Alguien dijo entonces, absurdo como lo era todo:

– Eh, que anda por aquí el míster. Faura se volvió y vio justo detrás de él a míster Atkins, con su estrafalaria cámara cinematográfica, rodando la escena sin perder detalle.

Bermejo ordenó, perentorio:

– Faura, rómpesela.

Y Faura, sin pensárselo, sin conmoverse, como nada le había producido la menor emoción en todo lo que llevaba soñado (salvo quizá el recuerdo de su madre, el olor de la altabaca) le dio un manotazo en la cámara a míster Atkins y la tiró contra unas piedras. Luego la pisoteó hasta dejarla hecha pedazos, ante la estólida consternación del reportero que, sin embargo, extrañamente, parecía estar esperando que le arruinaran el juguete y no hizo nada por impedirlo.

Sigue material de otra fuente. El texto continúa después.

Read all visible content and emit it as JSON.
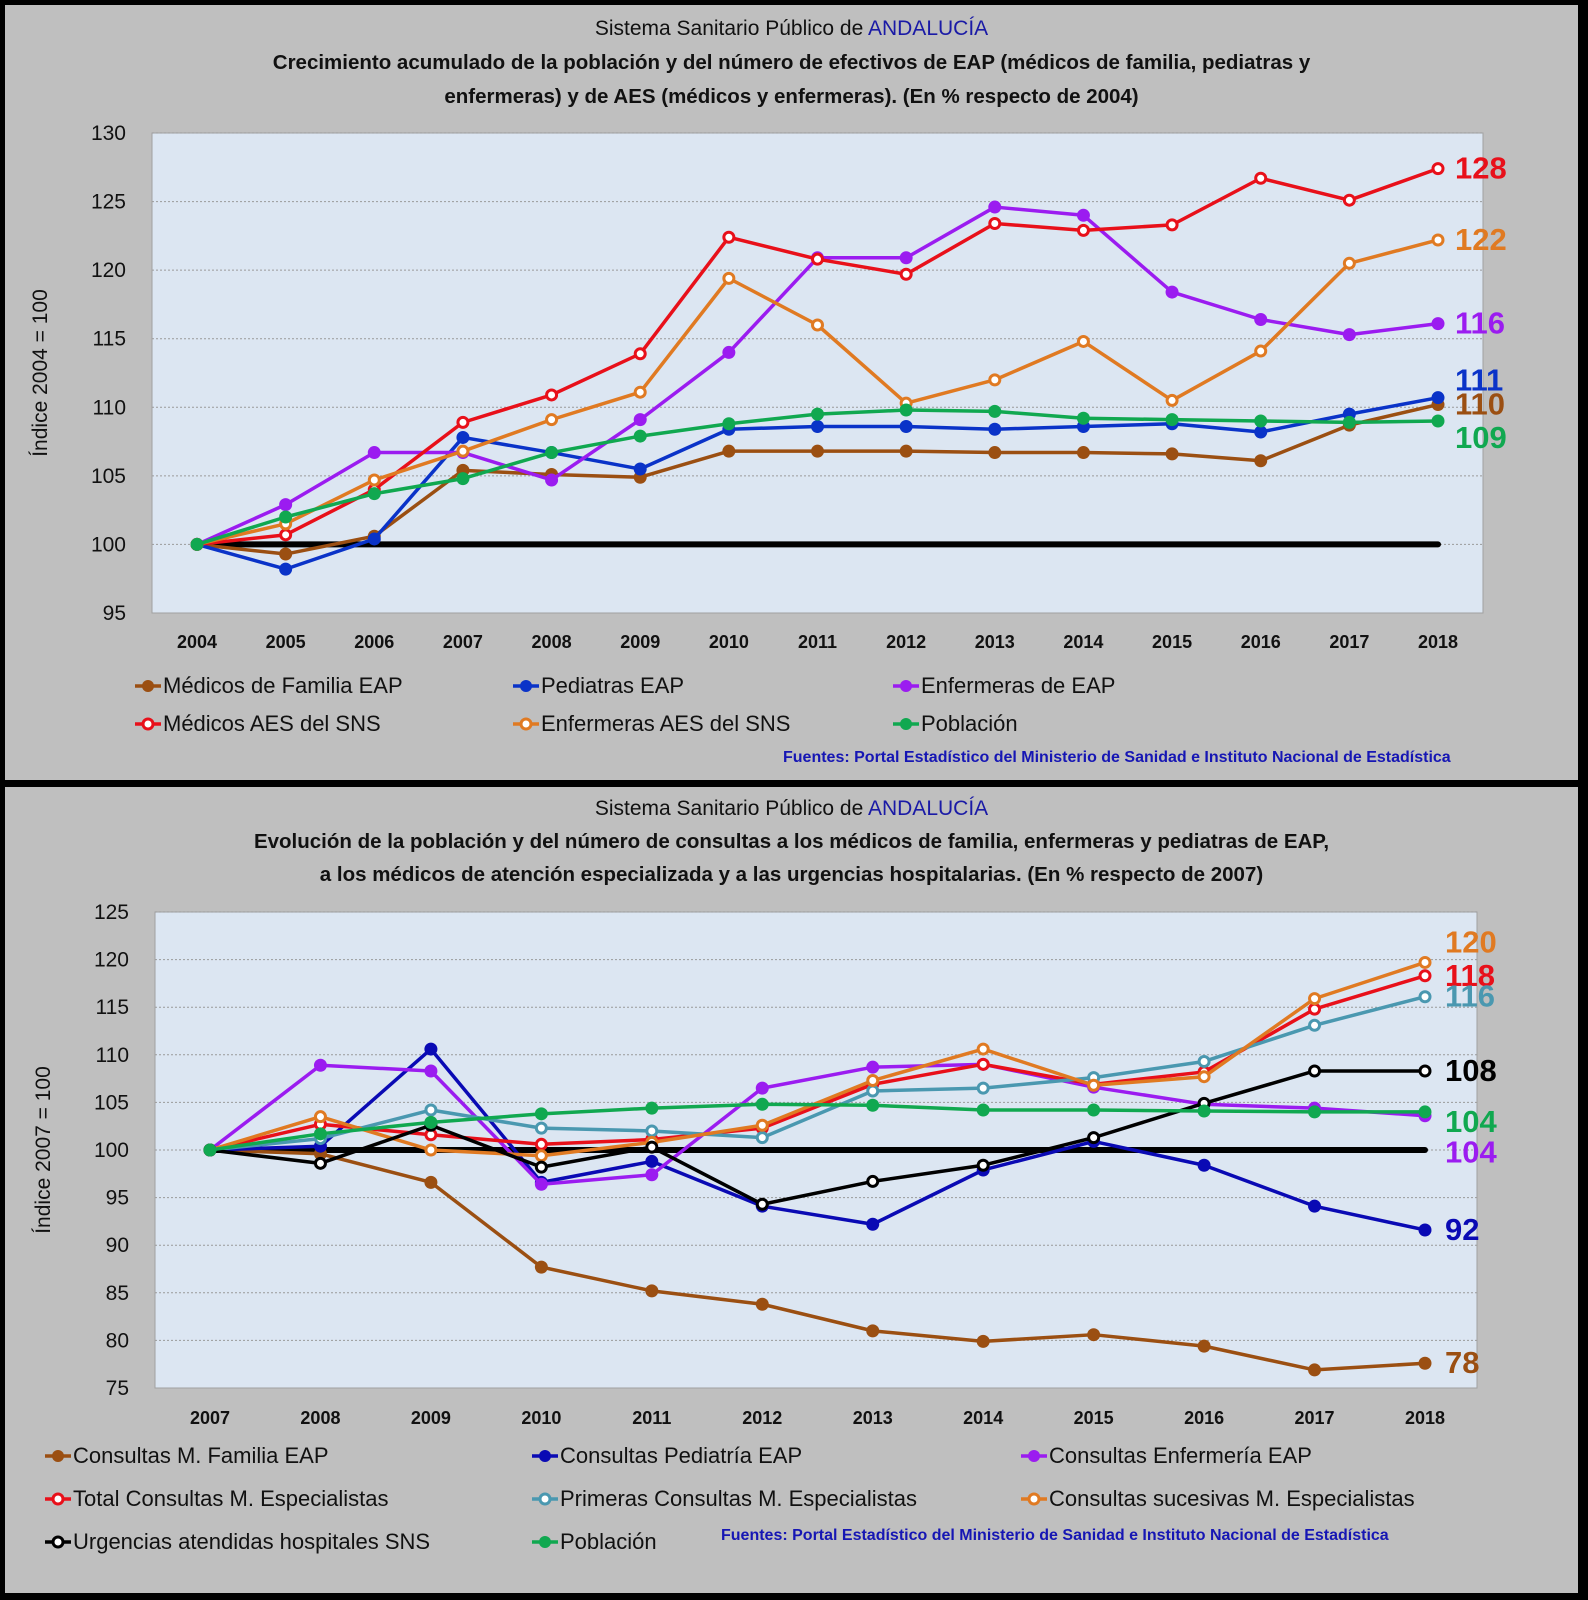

Ahí se despertó Faura. Su cerebro embotado repasó el sueño. Lo más extravagante resultaba ser lo más real. Se acordó de aquel americano que hacía semanas, como un perfecto insensato, se les había unido para rodarlos en acción. Había corrido junto a ellos bajo el fuego enemigo, tirándose a veces cuerpo a tierra con su armatoste de la forma más cómica, exponiéndose otras de la manera más estúpida, abstraído, aunque eso Faura no podía imaginarlo, en el rodaje de un plano singularmente impactante. Pero todos los idiotas tienen suerte, hasta que la agotan, Pensaba el legionario, y el hecho era que Atkins había salido de la refriega sin un solo rasguño. Tanta fortuna le había animado a cruzar las líneas y a irse con su cámara al campo de los moros, donde con el mismo desparpajo había empezado a rodar sus campamentos, sus trincheras, sus aduares. Los rifeños le dejaban hacer, como tenían por costumbre con los locos, hasta que uno de ellos le preguntó para qué servía esa máquina que llevaba. Y cuando el ingenuo americano le explicó, muy ufano, que registraba las imágenes, pero con la particularidad de hacerlo en movimiento, los que estaban a su alrededor se abalanzaron sobre él, le arrebataron la cámara y se la destrozaron. Desconsolado y perplejo ante la inesperada reacción de aquellos salvajes que hasta poco antes le habían tratado con deferencia (por ser un observador neutral, creía él), Atkins se quejó, alegando cándidamente que los españoles no le habían impedido rodar lo que le había venido en gana. «Es que nosotros no somos tan tontos como ellos», le había respondido, riéndose, el que parecía mandar sobre los otros.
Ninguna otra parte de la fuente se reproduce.